M. Jean-Baptiste Lemoyne, rapporteur pour avis du programme 105. - Au sein de ce budget offensif, nous avons souhaité mettre l'accent sur trois aspects qui nous semblent fondamentaux dans l'environnement géopolitique particulièrement dangereux du moment : il s'agit d'abord de la gestion de crise - Valérie Boyer vient d'introduire le sujet -, ensuite de la communication dans un monde de guerre informationnelle et, enfin, la coopération de sécurité et de défense dans un contexte africain que vous connaissez bien.

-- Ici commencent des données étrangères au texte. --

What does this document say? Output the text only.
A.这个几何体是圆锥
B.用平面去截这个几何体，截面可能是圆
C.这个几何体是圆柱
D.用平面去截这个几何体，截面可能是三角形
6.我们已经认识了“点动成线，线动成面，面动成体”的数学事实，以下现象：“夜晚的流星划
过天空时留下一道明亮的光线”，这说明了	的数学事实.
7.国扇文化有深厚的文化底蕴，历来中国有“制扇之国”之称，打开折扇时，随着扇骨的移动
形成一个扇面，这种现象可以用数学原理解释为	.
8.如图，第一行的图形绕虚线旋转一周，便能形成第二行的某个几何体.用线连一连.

En premier lieu, sur nos moyens dédiés à la gestion de crise, on le sait peu, mais la France dispose en la matière d'un savoir-faire envié à l'étranger. Sa maîtrise est assurée par le Centre de crise et de soutien (CDCS). Un seul exemple : le 8 octobre dernier, soit le lendemain des attaques du Hamas, le CDCS a immédiatement mobilisé 90 ETP tournant quotidiennement, la nuit et le weekend, pour rapatrier 3 500 personnes, tout en traitant les milliers d'appels et de courriels de leurs proches. À cet égard, je me permets de saluer non seulement l'action du personnel du CDCS, mais aussi ceux qui viennent le renforcer lors des pics d'activité, que ce soient des agents du ministère ou des personnels de la Croix-Rouge qui arme la réponse téléphonique. Nos collègues Jean-Pierre Grand et Rachid Temal avaient d'ailleurs eu l'occasion de saluer l'action du CDCS dans leur rapport de juin 2020 sur le suivi du rapatriement des Français de passage à l'étranger pendant la crise sanitaire. C'est donc un outil très précieux dans un contexte de multiplication des crises, de leur aggravation et de leur diversité.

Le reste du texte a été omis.